A couple of best practises can be implemented by design. Including citations back to source material is directly applicable. Zero-shot and few-shot extraction capabilities of LLMs can extract symptoms and clinical features without disease-specific training data, and are a potential game-changer for rare diseases. The distinction between extractive and generative AI is deliberate: extractive is more transparent, traceable, and free of hallucinations. Making this distinction additionally supports interpretability and regulatory defensibility.
Proposal for effective KPIs for the AI approach
- Accuracy Rate. Measures the proportion of AI-flagged patients subsequently confirmed (positive predictive value) and the proportion of true cases identified (sensitivity). Target: sensitivity and an acceptable false-positive rate within a threshold to be agreed with clinical stakeholders. Monitored continuously against confirmatory test outcomes. Degradation triggers model revalidation.
- Data Quality and Drift Index. Tracks the stability of input data distribution, especially every time an additional source (country, EHR system) gets connected. An automated process monitors feature distributions, data completeness, and structural consistencies. This operationalizes the concern about silent failures from data quality and drift issues, and provides auditable evidence of data governance for regulatory compliance.
- Explainability Score. Percentage of AI flags accompanied by a complete, traceable citation chain linking the flag to specific features in specific source records. Target: 100%. Periodic stakeholder audits assess whether HCPs rate explanations as scientifically sufficient and whether patient-facing outputs provide high customer experience scores.
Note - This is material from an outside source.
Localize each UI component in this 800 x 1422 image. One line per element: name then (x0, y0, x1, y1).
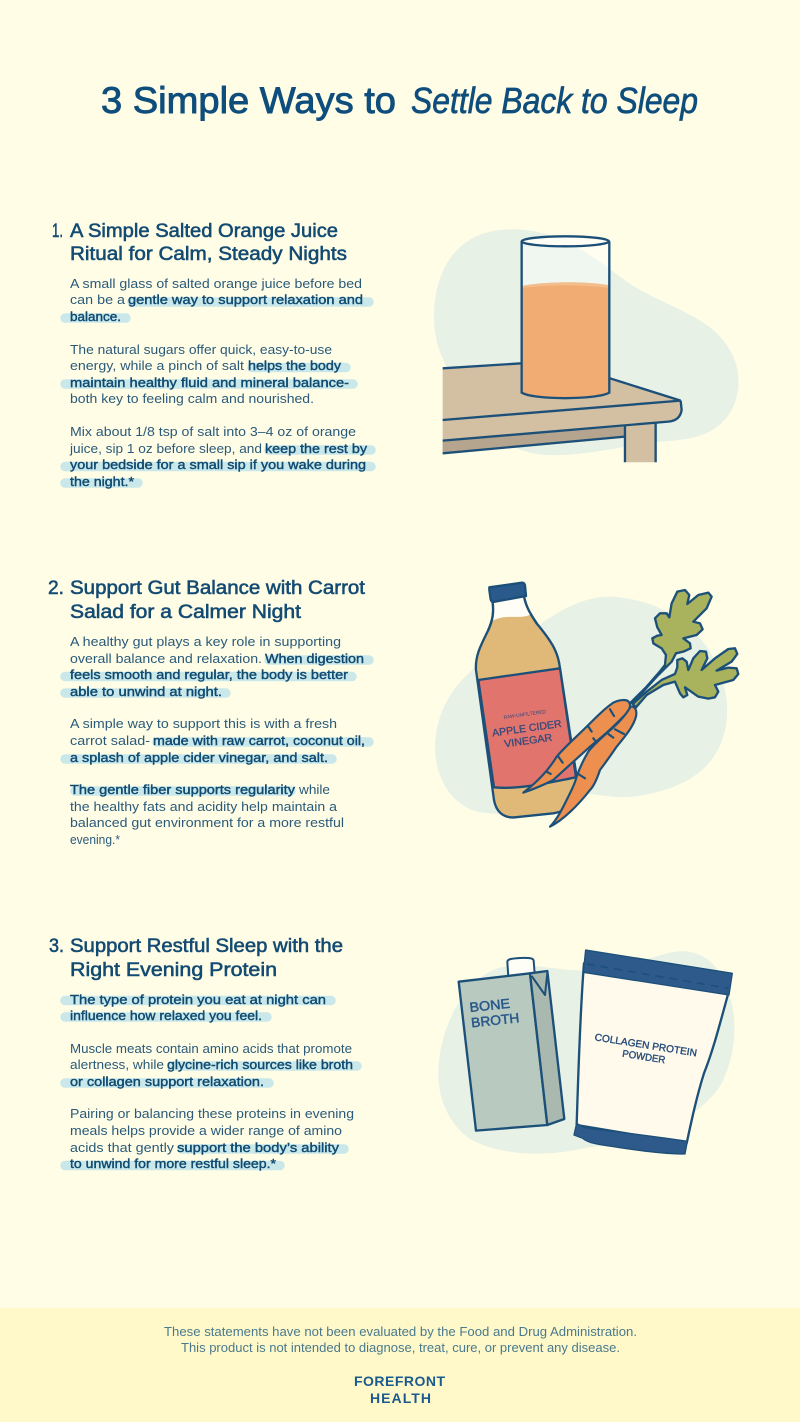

This adds to the documentation for MDR and CSV/CSA compliance, where traceability of AI decision-making is a formal requirement.
Guiding questions for an effective setup
- What regulatory pathway applies in each target country, considering the full process from data access to clinical integration?
- What volume and quality of accessible, well-annotated patient-record data exist per target country?
- How will the extractive priming AI handle data structure heterogeneity across institutions, countries, and time periods without introducing systematic errors?
- What is the clinically acceptable confidence threshold, relative to false-positive burden and false-negative risk?
- How will the AI provide traceable, understandable, citation-backed explanations for each flag?
- Which pre-trained foundational models are being evaluated, and what domain-specific validation confirms suitability for rare disease NLP with limited labeled data?
- How will continuous monitoring detect distributional shifts and model drift, and what are the halt criteria?
- How will AI-discovered novel diagnostic patterns beyond established clinical knowledge be validated and made clinically acceptable?
- How does the end-to-end clinical workflow operate: who receives the flag, who decides, who acts, who informs the patient, and what safeguards prevent flags from being ignored?
- Which human-machine interfaces are required, and how can they provide excellent UX?
Final words
In 2026, AI technology is much more advanced than it was in 2018. In my opinion, the AI approach to identifying hidden cases of rare diseases in health records can work. But the AI’s suitability and all the potential benefits mentioned before are conditional. They depend on accessible, high-quality data, on the model’s accuracy, on clinical workflow integration, on regulatory compliance, on the interpretability/explainability of the model’s output, and, as a result, on the trust and confidence of all stakeholders.
But mostly with messy raw data, with a compliance-ready design, and last but not least with clinical acceptance and smooth integration into clinical workflows. But I think the approach sketched has shown that by actively considering and tackling those challenges, there should be no more excuses for not providing a clear diagnosis to rare disease patients and their families earlier.